Un reciente viaje a Noruega me ha permitido entender en lo concreto lo que, en principio, puede resultar algo abstracto y muy discutible, a saber: la felicidad de los países. Noruega se encuentra entre los países más felices del mundo según el informe mundial de la felicidad de este año, elaborado por el Centro de Investigación sobre Bienestar de la Universidad de Oxford, en colaboración con Gallup, la Red de Soluciones para el Desarrollo Sostenible de las Naciones Unidas, y el consejo editorial del informe. Ya sé que estos informes hay que tomarlos con todas las reservas; para empezar, ¿qué es eso de países felices? Únicamente las personas son capaces de sentir emociones; las habrá más o menos felices, más o menos desgraciadas en todas partes.
Pero admitamos que todos podemos entender lo que quiere decir que Noruega es un país más feliz que España, como muestra el susodicho informe, que sitúa a nuestro país en el puesto 38 de un total de 140 mientras que el nórdico ocupa el octavo. Hay ciertos factores razonablemente objetivables que permiten establecer una comparación, los factores en los que se basa el informe de marras, que son: apoyo social, ingresos, salud, libertad, generosidad y ausencia de corrupción.

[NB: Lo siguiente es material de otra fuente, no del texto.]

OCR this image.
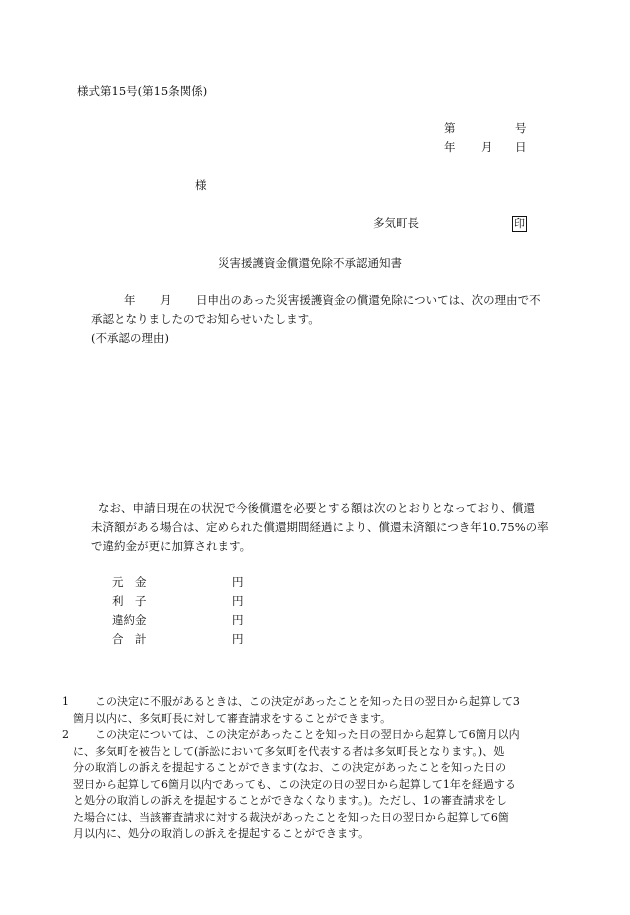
様式第15号(第15条関係)
第	号
年 月 日
様
多気町長	印
災害援護資金償還免除不承認通知書
年 月 日申出のあった災害援護資金の償還免除については、次の理由で不
承認となりましたのでお知らせいたします。
(不承認の理由)
なお、申請日現在の状況で今後償還を必要とする額は次のとおりとなっており、償還
未済額がある場合は、定められた償還期間経過により、償還未済額につき年10.75%の率
で違約金が更に加算されます。
元　金	円
利　子	円
違約金	円
合　計	円
1	この決定に不服があるときは、この決定があったことを知った日の翌日から起算して3
箇月以内に、多気町長に対して審査請求をすることができます。
2	この決定については、この決定があったことを知った日の翌日から起算して6箇月以内
に、多気町を被告として(訴訟において多気町を代表する者は多気町長となります。)、処
分の取消しの訴えを提起することができます(なお、この決定があったことを知った日の
翌日から起算して6箇月以内であっても、この決定の日の翌日から起算して1年を経過する
と処分の取消しの訴えを提起することができなくなります。)。ただし、1の審査請求をし
た場合には、当該審査請求に対する裁決があったことを知った日の翌日から起算して6箇
月以内に、処分の取消しの訴えを提起することができます。
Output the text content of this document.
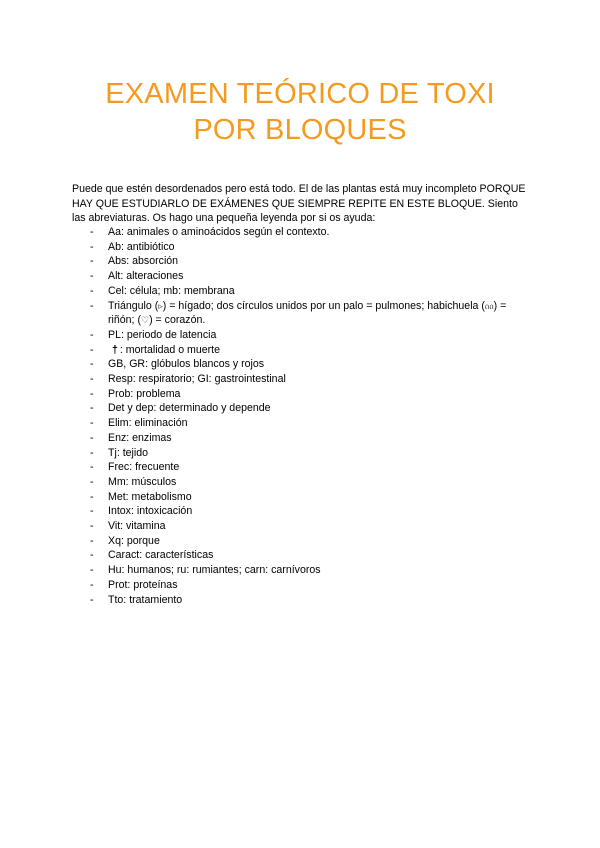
EXAMEN TEÓRICO DE TOXI
POR BLOQUES

Puede que estén desordenados pero está todo. El de las plantas está muy incompleto PORQUE HAY QUE ESTUDIARLO DE EXÁMENES QUE SIEMPRE REPITE EN ESTE BLOQUE. Siento las abreviaturas. Os hago una pequeña leyenda por si os ayuda:

- Aa: animales o aminoácidos según el contexto.
- Ab: antibiótico
- Abs: absorción
- Alt: alteraciones
- Cel: célula; mb: membrana
- Triángulo (▹) = hígado; dos círculos unidos por un palo = pulmones; habichuela (ᦶ) = riñón; (♡) = corazón.
- PL: periodo de latencia
- † : mortalidad o muerte
- GB, GR: glóbulos blancos y rojos
- Resp: respiratorio; GI: gastrointestinal
- Prob: problema
- Det y dep: determinado y depende
- Elim: eliminación
- Enz: enzimas
- Tj: tejido
- Frec: frecuente
- Mm: músculos
- Met: metabolismo
- Intox: intoxicación
- Vit: vitamina
- Xq: porque
- Caract: características
- Hu: humanos; ru: rumiantes; carn: carnívoros
- Prot: proteínas
- Tto: tratamiento
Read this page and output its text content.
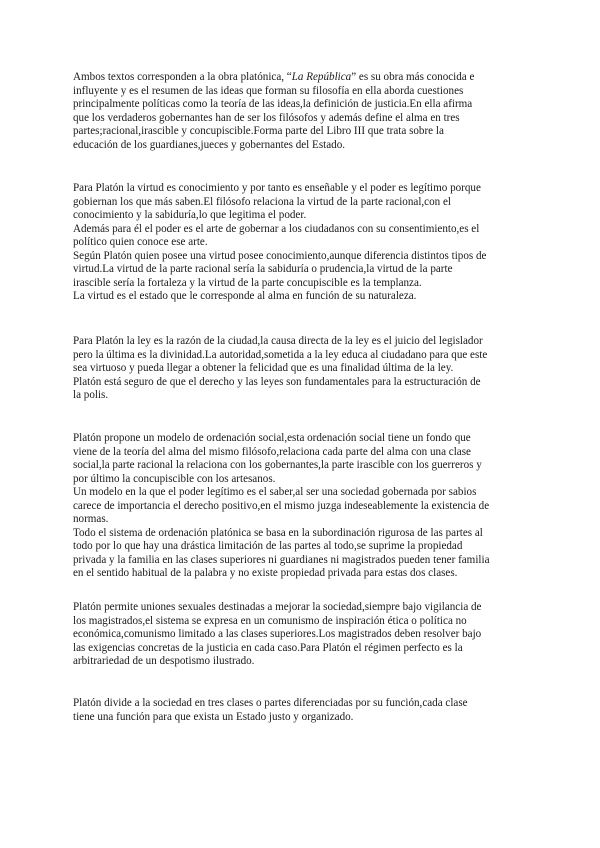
Ambos textos corresponden a la obra platónica, “La República” es su obra más conocida e
influyente y es el resumen de las ideas que forman su filosofía en ella aborda cuestiones
principalmente políticas como la teoría de las ideas,la definición de justicia.En ella afirma
que los verdaderos gobernantes han de ser los filósofos y además define el alma en tres
partes;racional,irascible y concupiscible.Forma parte del Libro III que trata sobre la
educación de los guardianes,jueces y gobernantes del Estado.

Para Platón la virtud es conocimiento y por tanto es enseñable y el poder es legítimo porque
gobiernan los que más saben.El filósofo relaciona la virtud de la parte racional,con el
conocimiento y la sabiduría,lo que legitima el poder.
Además para él el poder es el arte de gobernar a los ciudadanos con su consentimiento,es el
político quien conoce ese arte.
Según Platón quien posee una virtud posee conocimiento,aunque diferencia distintos tipos de
virtud.La virtud de la parte racional sería la sabiduría o prudencia,la virtud de la parte
irascible sería la fortaleza y la virtud de la parte concupiscible es la templanza.
La virtud es el estado que le corresponde al alma en función de su naturaleza.

Para Platón la ley es la razón de la ciudad,la causa directa de la ley es el juicio del legislador
pero la última es la divinidad.La autoridad,sometida a la ley educa al ciudadano para que este
sea virtuoso y pueda llegar a obtener la felicidad que es una finalidad última de la ley.
Platón está seguro de que el derecho y las leyes son fundamentales para la estructuración de
la polis.

Platón propone un modelo de ordenación social,esta ordenación social tiene un fondo que
viene de la teoría del alma del mismo filósofo,relaciona cada parte del alma con una clase
social,la parte racional la relaciona con los gobernantes,la parte irascible con los guerreros y
por último la concupiscible con los artesanos.
Un modelo en la que el poder legítimo es el saber,al ser una sociedad gobernada por sabios
carece de importancia el derecho positivo,en el mismo juzga indeseablemente la existencia de
normas.
Todo el sistema de ordenación platónica se basa en la subordinación rigurosa de las partes al
todo por lo que hay una drástica limitación de las partes al todo,se suprime la propiedad
privada y la familia en las clases superiores ni guardianes ni magistrados pueden tener familia
en el sentido habitual de la palabra y no existe propiedad privada para estas dos clases.

Platón permite uniones sexuales destinadas a mejorar la sociedad,siempre bajo vigilancia de
los magistrados,el sistema se expresa en un comunismo de inspiración ética o política no
económica,comunismo limitado a las clases superiores.Los magistrados deben resolver bajo
las exigencias concretas de la justicia en cada caso.Para Platón el régimen perfecto es la
arbitrariedad de un despotismo ilustrado.

Platón divide a la sociedad en tres clases o partes diferenciadas por su función,cada clase
tiene una función para que exista un Estado justo y organizado.
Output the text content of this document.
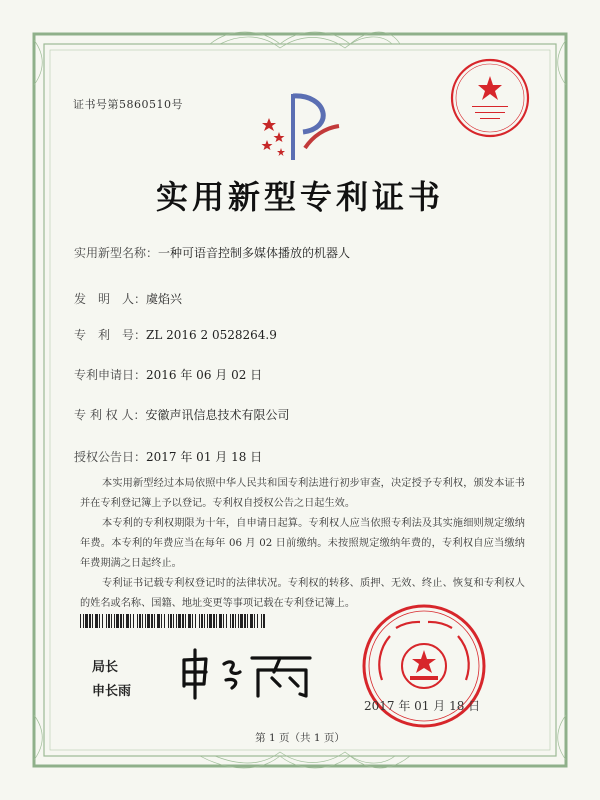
证书号第5860510号
实用新型专利证书
实用新型名称：一种可语音控制多媒体播放的机器人
发　明　人：虞焰兴
专　利　号：ZL 2016 2 0528264.9
专利申请日：2016 年 06 月 02 日
专 利 权 人：安徽声讯信息技术有限公司
授权公告日：2017 年 01 月 18 日

本实用新型经过本局依照中华人民共和国专利法进行初步审查，决定授予专利权，颁发本证书并在专利登记簿上予以登记。专利权自授权公告之日起生效。

本专利的专利权期限为十年，自申请日起算。专利权人应当依照专利法及其实施细则规定缴纳年费。本专利的年费应当在每年 06 月 02 日前缴纳。未按照规定缴纳年费的，专利权自应当缴纳年费期满之日起终止。

专利证书记载专利权登记时的法律状况。专利权的转移、质押、无效、终止、恢复和专利权人的姓名或名称、国籍、地址变更等事项记载在专利登记簿上。

局长
申长雨
2017 年 01 月 18 日
第 1 页（共 1 页）
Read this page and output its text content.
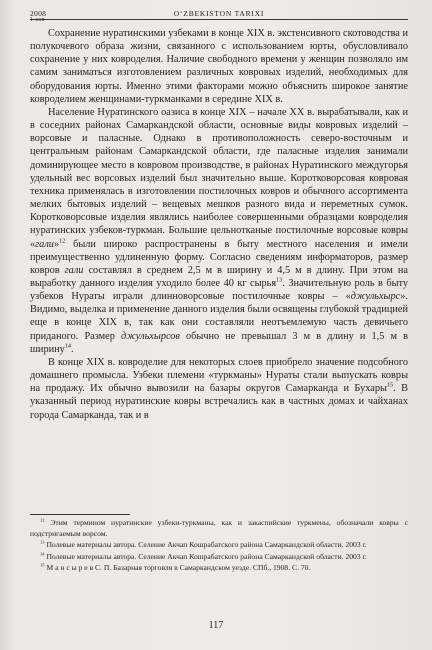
2008
1-son
O‘ZBEKISTON TARIXI

Сохранение нуратинскими узбеками в конце XIX в. экстенсивного скотоводства и полукочевого образа жизни, связанного с использованием юрты, обусловливало сохранение у них ковроделия. Наличие свободного времени у женщин позволяло им самим заниматься изготовлением различных ковровых изделий, необходимых для оборудования юрты. Именно этими факторами можно объяснить широкое занятие ковроделием женщинами-туркманками в середине XIX в.

Население Нуратинского оазиса в конце XIX – начале XX в. вырабатывали, как и в соседних районах Самаркандской области, основные виды ковровых изделий – ворсовые и паласные. Однако в противоположность северо-восточным и центральным районам Самаркандской области, где паласные изделия занимали доминирующее место в ковровом производстве, в районах Нуратинского междугорья удельный вес ворсовых изделий был значительно выше. Коротковорсовая ковровая техника применялась в изготовлении постилочных ковров и обычного ассортимента мелких бытовых изделий – вещевых мешков разного вида и переметных сумок. Коротковорсовые изделия являлись наиболее совершенными образцами ковроделия нуратинских узбеков-туркман. Большие цельнотканые постилочные ворсовые ковры «гали»$^{12}$ были широко распространены в быту местного населения и имели преимущественно удлиненную форму. Согласно сведениям информаторов, размер ковров гали составлял в среднем 2,5 м в ширину и 4,5 м в длину. При этом на выработку данного изделия уходило более 40 кг сырья$^{13}$. Значительную роль в быту узбеков Нураты играли длинноворсовые постилочные ковры – «джульхырс». Видимо, выделка и применение данного изделия были освящены глубокой традицией еще в конце XIX в, так как они составляли неотъемлемую часть девичьего приданого. Размер джульхырсов обычно не превышал 3 м в длину и 1,5 м в ширину$^{14}$.

В конце XIX в. ковроделие для некоторых слоев приобрело значение подсобного домашнего промысла. Узбеки племени «туркманы» Нураты стали выпускать ковры на продажу. Их обычно вывозили на базары округов Самарканда и Бухары$^{15}$. В указанный период нуратинские ковры встречались как в частных домах и чайханах города Самарканда, так и в

$^{12}$ Этим термином нуратинские узбеки-туркманы, как и закаспийские туркмены, обозначали ковры с подстригаемым ворсом.

$^{13}$ Полевые материалы автора. Селение Акчап Кошрабатского района Самаркандской области. 2003 г.

$^{14}$ Полевые материалы автора. Селение Акчап Кошрабатского района Самаркандской области. 2003 г.

$^{15}$ М а н с ы р е в С. П. Базарная торговля в Самаркандском уезде. СПб., 1908. С. 70.

117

Durante dos semanas he tenido la oportunidad de recolectar pruebas suficientes que confirman que los que hace siglos fueron los bárbaros del Norte, esos vikingos que se hicieron con una reputación terrorífica para una parte significativa de Europa y más allá, gozan de lo mejor que la civilización puede ofrecer, y que muy bien podría condensarse, al menos en parte, en los seis factores enumerados.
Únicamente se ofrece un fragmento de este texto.